My dishwasher was plumbed to drain into my kitchen sink and during her bath the dishwasher drained and gave my sweet girl 2nd degree burns on her leg. We immediately took her to the ER were she was then sent to Kosairs for better treatment of her burn. As with any situation like this social services had to be contacted. The gentleman who visited us at TJ deemed this incident a accident an gave me permission to ride with her to Kosairs where I stayed with her until she was placed with a family that could better take care of her physical needs. A medically fragile training was required once all of her physical and mental developmental issues came to light while she was in Kosairs.

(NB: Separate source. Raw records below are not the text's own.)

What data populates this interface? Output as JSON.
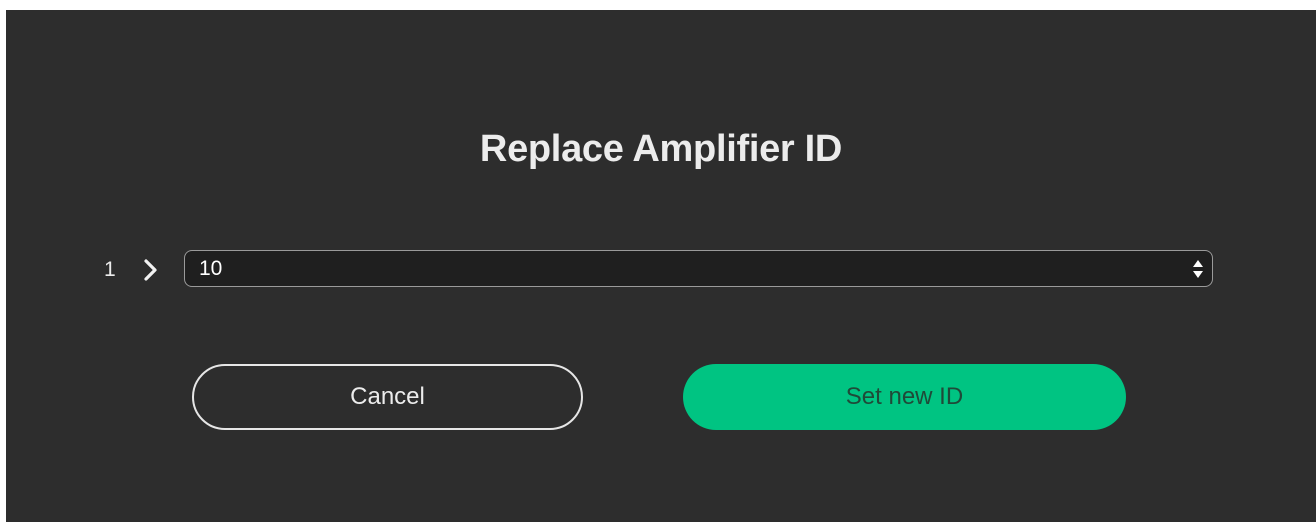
{
  "dialog": {
    "title": "Replace Amplifier ID",
    "row": {
      "index_label": "1",
      "chevron_icon": "chevron-right-icon",
      "select": {
        "value": "10",
        "stepper_icon": "up-down-stepper-icon"
      }
    },
    "buttons": {
      "cancel_label": "Cancel",
      "confirm_label": "Set new ID"
    },
    "colors": {
      "background": "#2d2d2d",
      "select_background": "#1f1f1f",
      "primary": "#00c482",
      "text": "#ececec"
    }
  }
}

Our own county worker had to also come out and do his own investigation. This man was rude. Judgemental. Short fused. He made us feel like trash from the word go. I am certain his mind was made up before he ever entered our home. I realize he must have a terrible job. I would not want it! However, some things are truly accidental and I wonder how many times these county officials have ruined lives of innocent families. Things went terribly down hill. He found me guilty of neglect under the statue that I didn't provide her with appropriate care. This verdict came down the first of October. I was encouraged to hire a lawyer and appeal this charge, which we done. Court was today.
I was hoping that by the end of today I would know one way or another if the argument my lawyer put up for me today convinced the court official to overturn Metcalfe County's social workers decision to substantiate neglect on me. Unfortunately he has 15 more days to make a choice either on my behalf or not. What's 15 more days after waiting six months!?
I love and thank each of you whom have stood my me and kept my spirits high while dealing with this. And I apologize to those of you I didn't tell this too. Part of me was embarrassed that this happen even though it was only a accident. Part of me felt like a failure. In my 15 years of parenting four children of my own, nothing like this had ever happen and I couldn't understand why. As time goes on I'm beginning to understand why she didn't remain with us after waiting so patiently for a daughter for so many years.
My very good friend said it best to me a few days ago. "It'll all work out in the end. And if it doesn't..........then it's not the end".